Text and photos by Ron Swilling
The riches of the earth do not all have a golden glow or a diamond sparkle. Besides the priceless sunrise and sunset, fresh stream water, green cathedrals of trees and the natural treasures whose worth and wealth is beyond currency, we have put a value on a host of rare and precious phenomena, olfactory essences and culinary delights.
Amongst this assortment is the lofty truffle prized in Europe as gastronomic gold.
This sought-after fungus sniffed out from rich loamy earth under oak trees by pigs or specially trained dogs has a unique, unusual and exotic smell and taste described as rich, earthy and organic with floral and fragrant undertones. It can fetch as much as US$1 200 a kilogram on the European market.
Truffles are hypogeous fungi, that is fungi that have their fruitbodies growing below the ground. They exude an aroma that intensifies as they ripen, attracting animals to unearth them and disperse their spores. This centuries-old delicacy not only has forest fame but has also been sought after in the souks of Syria since time immemorial.
The desert truffle, of the Hypogeous ascomycete family Terfeziaceae, differs from its distant Tuber relative of southern Europe by favouring arid soil, and is found in arid and semi-arid areas of the world including the Mediterranean, Arabian Peninsula, North Africa and Namibia.
Referred to as manna from the heavens by the Prophet Mohammed, as well as by local Namibians, the desert truffle can be found growing in the Kalahari Desert in the eastern section of the country. Called both omatumbula in the north and the Nama name of !nabas in the east, the,Kalahari truffle, Terfezia pfeilii, is smooth like a potato and can be eaten raw as well as cooked in a variety of ways, from baking in searing sand to frying, and incorporated in speciality recipes concocted by creative chefs in the restaurants of Windhoek.

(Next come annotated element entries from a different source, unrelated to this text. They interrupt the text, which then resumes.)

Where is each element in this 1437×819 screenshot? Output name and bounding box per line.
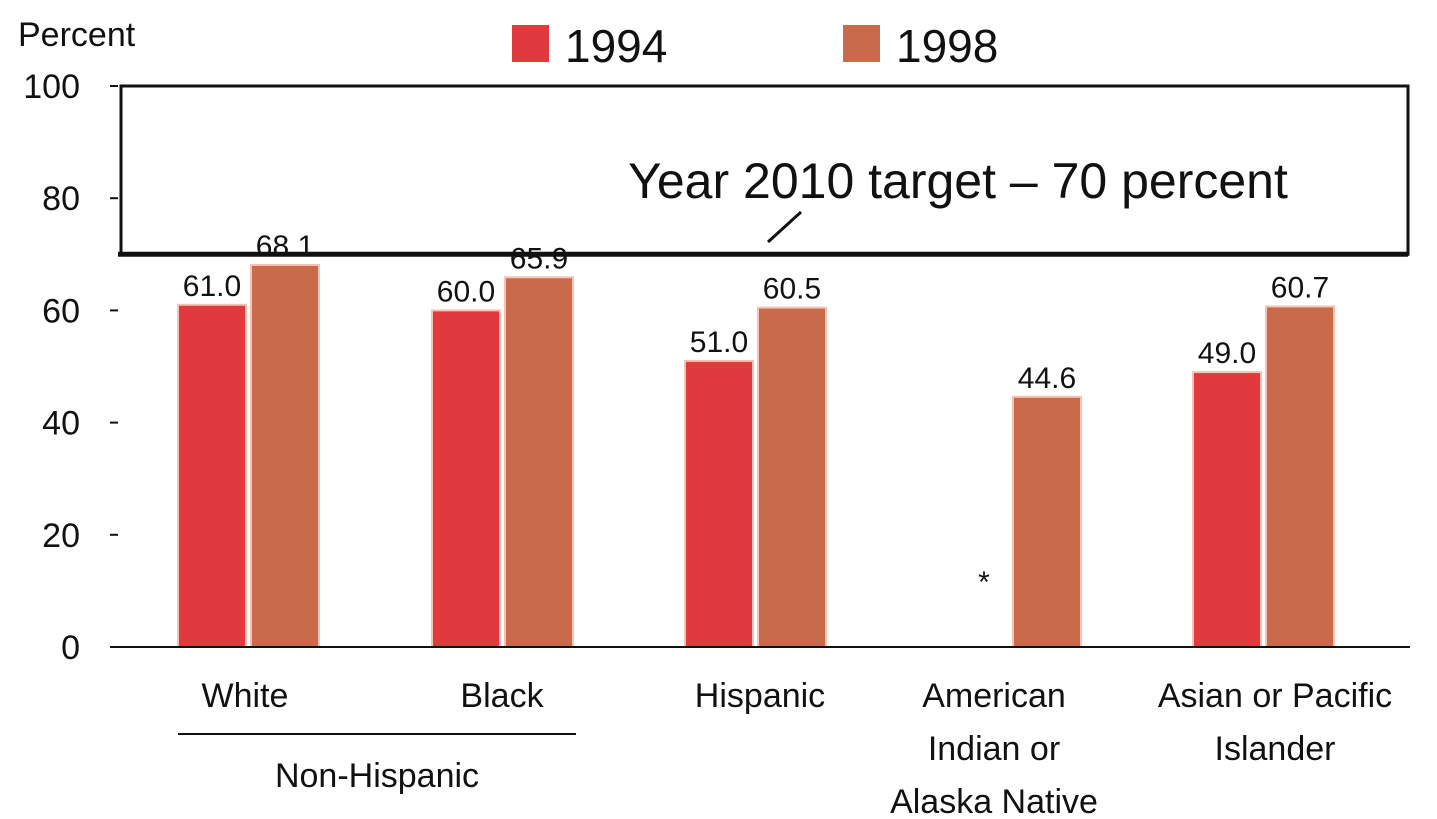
data-label-white-1994: 61.0 bbox=[183, 270, 241, 303]
bar-asian-or-pacific-islander-1998 bbox=[1265, 305, 1335, 648]
bar-white-1998 bbox=[250, 263, 320, 648]
category-label-black-line-1: Black bbox=[460, 677, 544, 715]
category-label-american-indian-or-alaska-native-line-2: Indian or bbox=[928, 730, 1060, 768]
target-region bbox=[118, 84, 1410, 257]
data-label-hispanic-1998: 60.5 bbox=[763, 273, 821, 306]
bar-black-1998 bbox=[504, 276, 574, 648]
category-label-american-indian-or-alaska-native-line-1: American bbox=[922, 677, 1066, 715]
legend-swatch-1994 bbox=[512, 25, 549, 62]
legend-swatch-1998 bbox=[843, 25, 880, 62]
data-label-asian-or-pacific-islander-1998: 60.7 bbox=[1271, 271, 1329, 304]
group-label-non-hispanic: Non-Hispanic bbox=[275, 757, 479, 795]
category-labels: White Black Hispanic American Indian or Alask… bbox=[202, 677, 1393, 819]
data-label-hispanic-1994: 51.0 bbox=[690, 326, 748, 359]
y-axis-label: Percent bbox=[18, 16, 136, 54]
bar-hispanic-1994 bbox=[684, 359, 754, 648]
bar-black-1994 bbox=[431, 309, 501, 648]
bar-hispanic-1998 bbox=[757, 306, 827, 648]
category-label-american-indian-or-alaska-native-line-3: Alaska Native bbox=[890, 783, 1098, 819]
data-label-black-1998: 65.9 bbox=[510, 242, 568, 275]
category-label-white-line-1: White bbox=[202, 677, 289, 715]
target-annotation-leader bbox=[766, 210, 803, 244]
legend-label-1994: 1994 bbox=[565, 20, 667, 72]
bar-asian-or-pacific-islander-1994 bbox=[1192, 371, 1262, 648]
bars bbox=[177, 263, 1335, 648]
y-tick-label-60: 60 bbox=[42, 292, 80, 330]
data-label-american-indian-or-alaska-native-1994: * bbox=[978, 566, 990, 599]
data-labels: 61.0 68.1 60.0 65.9 51.0 60.5 * 44.6 49.0 60.7 bbox=[183, 230, 1329, 599]
legend-label-1998: 1998 bbox=[896, 20, 998, 72]
category-label-asian-or-pacific-islander-line-1: Asian or Pacific bbox=[1158, 677, 1392, 715]
bar-white-1994 bbox=[177, 303, 247, 648]
y-tick-label-20: 20 bbox=[42, 517, 80, 555]
data-label-american-indian-or-alaska-native-1998: 44.6 bbox=[1018, 362, 1076, 395]
y-tick-label-100: 100 bbox=[23, 68, 80, 106]
data-label-black-1994: 60.0 bbox=[437, 275, 495, 308]
y-tick-label-40: 40 bbox=[42, 405, 80, 443]
y-axis-ticks: 0 20 40 60 80 100 bbox=[23, 68, 118, 667]
data-label-asian-or-pacific-islander-1994: 49.0 bbox=[1198, 337, 1256, 370]
data-label-white-1998: 68.1 bbox=[256, 230, 314, 263]
category-label-asian-or-pacific-islander-line-2: Islander bbox=[1215, 730, 1336, 768]
legend: 1994 1998 bbox=[512, 20, 998, 72]
bar-american-indian-or-alaska-native-1998 bbox=[1012, 395, 1082, 648]
y-tick-label-80: 80 bbox=[42, 180, 80, 218]
target-annotation: Year 2010 target – 70 percent bbox=[628, 153, 1288, 209]
y-tick-label-0: 0 bbox=[61, 629, 80, 667]
category-label-hispanic-line-1: Hispanic bbox=[695, 677, 825, 715]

Visiting the impressive Gathemann Restaurant the day after a truffle delivery from the Gobabis area was a fortuitous occasion, as owner and chef Urs Gamma invited me into his kitchen to taste these interesting fungi and to watch as he expertly created a mouth-wateringly delicious truffle ragout. Truffles can be eaten raw, sliced with drizzled olive oil and parmesan cheese or cooked and served as a starter or main dish. When in season, truffle ragout or truffle ravioli in a champagne sauce are Gathemann house specialities. Sautéd in butter with onions and a splash of white wine and pepper, the truffles have a nutty mushroom taste. Added cream holds the aroma and a few Swakopmund asparagus with a triangle of savoury seeded pastry completes the delicious dish. White wine or a rosé accompanies the treat, making the humble truffle a royal meal.
Kalahari truffles grow close to the surface and are visible to the trained eye of truffle collectors as cracks and protuberances in the red soil. Like the termite-hill mushrooms omajowa, they grow in the wet season but usually occur only when weather conditions are favourable, often later in the season. Their partner plant is not the oak of the northern-hemisphere truffle but the wild melon, with which the desert truffle forms a symbiotic relationship.
The history surrounding desert truffles stems back thousands of years. In the 1st century Africa’s truffles, dined on by Roman emperors, were described by Pliny the Elder as ‘the most esteemed’. Folklore amongst the Bedouins and North African Arabs holds that they appear without seeds or roots, especially in places where lightning strikes, and are swollen by rains and loosened from the desert sand by thunderstorms.
Besides being a nutritious meal, desert truffles have been used by the Bedouins as remedies to cure ailments ranging from stomach complaints and open cuts to eye infections. Today, modern medicine is exploring their antibacterial and antiviral properties.
These treasured fungi, although thankfully not fetching the same exorbitant price of the more aromatic European variety, have been valued for centuries by desert-dwelling peoples. They have fed villagers through times of famine and have been sung to by harvesting Bedouin girls on sandy desert soil. They combine with Namibia’s cuisine of rich game meat and fresh Walvis Bay oysters, to provide a rare culinary treat with their singular scent and distinctively Terfezia taste.